Media Interview Hub 声とことばの稽古場 / 大阪・谷町
火–金 14:00–21:30 / 土 10:00–17:00(日・月休) 大阪メトロ谷町四丁目駅 4番出口から徒歩5分 06-6946-3178

息が続かないのは肺活量の問題ではない

机上のマイクとヘッドホン

初回の測定で「肺活量が少ないんです」と言う人は多いです。学生のとき部活で測って以来ずっとそう思っている、と。ところが読んでもらうと、量そのものはたいてい足りています。

足りていないのは配分です。吐き始めの2秒で、持っている息の半分以上を使ってしまう。だから文の後半でなくなる。

どこで消えているか

録音を波形で見ると分かりやすい。文の頭が大きく、そこから右肩下がりで、終わりの2、3文字が地面に着いています。本人は「最後まで言った」つもりでいますが、聞き手には届いていません。

「大きい声を出そう」とすると、頭がさらに大きくなるだけで、傾きは変わりません。むしろ悪化します。

15秒で一文

稽古では、5秒かけて吸い、15秒かけて一文を読み切ってもらいます。長い一文をわざと選びます。15秒はけっこう長くて、最初はほぼ全員が10秒あたりで息を使い切る。

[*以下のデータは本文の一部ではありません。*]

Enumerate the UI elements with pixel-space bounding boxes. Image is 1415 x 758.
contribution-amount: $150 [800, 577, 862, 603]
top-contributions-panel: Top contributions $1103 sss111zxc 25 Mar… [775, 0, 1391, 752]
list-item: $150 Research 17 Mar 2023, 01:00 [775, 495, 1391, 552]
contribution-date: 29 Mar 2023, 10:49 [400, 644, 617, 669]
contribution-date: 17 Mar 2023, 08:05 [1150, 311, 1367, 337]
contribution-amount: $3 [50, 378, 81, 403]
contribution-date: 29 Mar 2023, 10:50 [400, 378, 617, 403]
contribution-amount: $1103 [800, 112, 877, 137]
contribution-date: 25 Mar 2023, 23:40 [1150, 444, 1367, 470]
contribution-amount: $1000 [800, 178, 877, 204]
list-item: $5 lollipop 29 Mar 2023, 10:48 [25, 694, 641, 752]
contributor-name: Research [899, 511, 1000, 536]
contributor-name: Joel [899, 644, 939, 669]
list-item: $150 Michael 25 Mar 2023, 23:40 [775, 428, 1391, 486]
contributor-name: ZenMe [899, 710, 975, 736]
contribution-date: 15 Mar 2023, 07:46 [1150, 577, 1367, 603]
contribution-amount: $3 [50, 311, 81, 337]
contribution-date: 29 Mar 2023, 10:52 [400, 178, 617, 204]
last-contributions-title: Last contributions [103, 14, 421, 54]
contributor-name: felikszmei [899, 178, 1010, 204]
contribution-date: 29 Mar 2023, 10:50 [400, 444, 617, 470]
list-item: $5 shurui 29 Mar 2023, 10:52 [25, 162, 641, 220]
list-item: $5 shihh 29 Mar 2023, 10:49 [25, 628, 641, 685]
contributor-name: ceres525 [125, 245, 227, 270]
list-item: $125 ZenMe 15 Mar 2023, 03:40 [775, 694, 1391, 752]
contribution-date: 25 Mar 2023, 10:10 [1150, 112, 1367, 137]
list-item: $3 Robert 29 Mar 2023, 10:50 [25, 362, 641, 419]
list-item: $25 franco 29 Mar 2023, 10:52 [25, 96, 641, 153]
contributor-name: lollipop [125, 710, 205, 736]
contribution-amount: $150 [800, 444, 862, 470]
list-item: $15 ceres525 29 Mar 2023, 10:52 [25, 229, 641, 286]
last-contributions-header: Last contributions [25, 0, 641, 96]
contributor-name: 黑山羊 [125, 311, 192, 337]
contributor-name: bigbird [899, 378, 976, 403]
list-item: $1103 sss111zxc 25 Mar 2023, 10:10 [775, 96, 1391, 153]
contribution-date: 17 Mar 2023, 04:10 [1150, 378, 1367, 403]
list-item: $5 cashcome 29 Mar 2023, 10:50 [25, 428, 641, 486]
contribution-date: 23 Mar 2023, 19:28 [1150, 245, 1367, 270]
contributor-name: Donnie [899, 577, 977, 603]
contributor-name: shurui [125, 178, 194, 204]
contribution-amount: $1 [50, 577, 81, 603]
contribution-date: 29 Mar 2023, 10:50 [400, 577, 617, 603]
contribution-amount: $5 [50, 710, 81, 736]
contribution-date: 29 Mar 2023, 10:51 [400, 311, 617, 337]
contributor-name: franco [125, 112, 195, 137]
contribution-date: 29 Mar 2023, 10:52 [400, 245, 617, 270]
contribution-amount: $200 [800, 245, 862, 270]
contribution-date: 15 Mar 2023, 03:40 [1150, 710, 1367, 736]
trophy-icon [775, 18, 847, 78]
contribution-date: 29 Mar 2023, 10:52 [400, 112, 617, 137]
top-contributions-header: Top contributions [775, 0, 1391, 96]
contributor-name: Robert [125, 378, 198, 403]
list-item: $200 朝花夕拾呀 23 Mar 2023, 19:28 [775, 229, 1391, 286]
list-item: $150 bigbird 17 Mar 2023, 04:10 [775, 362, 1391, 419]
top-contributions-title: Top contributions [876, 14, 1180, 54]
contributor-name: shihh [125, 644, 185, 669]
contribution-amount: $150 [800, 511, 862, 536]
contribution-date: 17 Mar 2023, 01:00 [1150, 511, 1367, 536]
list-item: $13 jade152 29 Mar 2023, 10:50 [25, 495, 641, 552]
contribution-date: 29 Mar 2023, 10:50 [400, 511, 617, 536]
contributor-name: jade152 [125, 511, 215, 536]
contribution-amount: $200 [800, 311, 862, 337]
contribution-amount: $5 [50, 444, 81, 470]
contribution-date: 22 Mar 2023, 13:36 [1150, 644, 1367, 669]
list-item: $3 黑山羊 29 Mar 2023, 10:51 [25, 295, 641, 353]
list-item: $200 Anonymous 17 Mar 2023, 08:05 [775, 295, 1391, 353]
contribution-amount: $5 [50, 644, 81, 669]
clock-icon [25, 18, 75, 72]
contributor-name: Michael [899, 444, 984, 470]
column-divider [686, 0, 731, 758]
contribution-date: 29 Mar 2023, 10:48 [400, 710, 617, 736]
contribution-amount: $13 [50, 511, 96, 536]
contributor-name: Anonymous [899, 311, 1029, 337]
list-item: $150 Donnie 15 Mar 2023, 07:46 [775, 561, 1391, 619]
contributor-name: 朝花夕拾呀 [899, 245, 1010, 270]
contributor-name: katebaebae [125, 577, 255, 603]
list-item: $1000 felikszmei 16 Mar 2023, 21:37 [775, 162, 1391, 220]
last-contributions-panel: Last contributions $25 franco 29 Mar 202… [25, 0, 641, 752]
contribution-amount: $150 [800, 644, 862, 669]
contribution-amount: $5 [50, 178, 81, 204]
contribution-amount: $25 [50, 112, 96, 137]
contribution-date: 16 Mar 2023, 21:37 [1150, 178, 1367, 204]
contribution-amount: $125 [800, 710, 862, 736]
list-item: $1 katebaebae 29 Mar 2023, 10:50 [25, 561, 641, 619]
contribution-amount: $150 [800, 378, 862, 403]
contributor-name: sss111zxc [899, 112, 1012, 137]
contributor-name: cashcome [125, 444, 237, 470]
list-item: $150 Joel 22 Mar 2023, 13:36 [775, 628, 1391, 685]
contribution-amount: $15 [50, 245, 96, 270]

ここで指示するのは一つだけです。最初の一語を小さく出す。それだけで傾きが平らになります。二週間、毎回の冒頭に50文。

変わったかどうかの見方

録音を聞き返すとき、文の最後の三文字だけを聞いてください。そこが聞き取れるようになっていれば、配分は直っています。全体の音量は関係ありません。

それでも足りない人はいます。その場合は姿勢を疑います。肩が上がったまま吸っている人は、量ではなく入る場所が違う。これは対面でないと見えないので、初回だけ谷町に来てもらっています。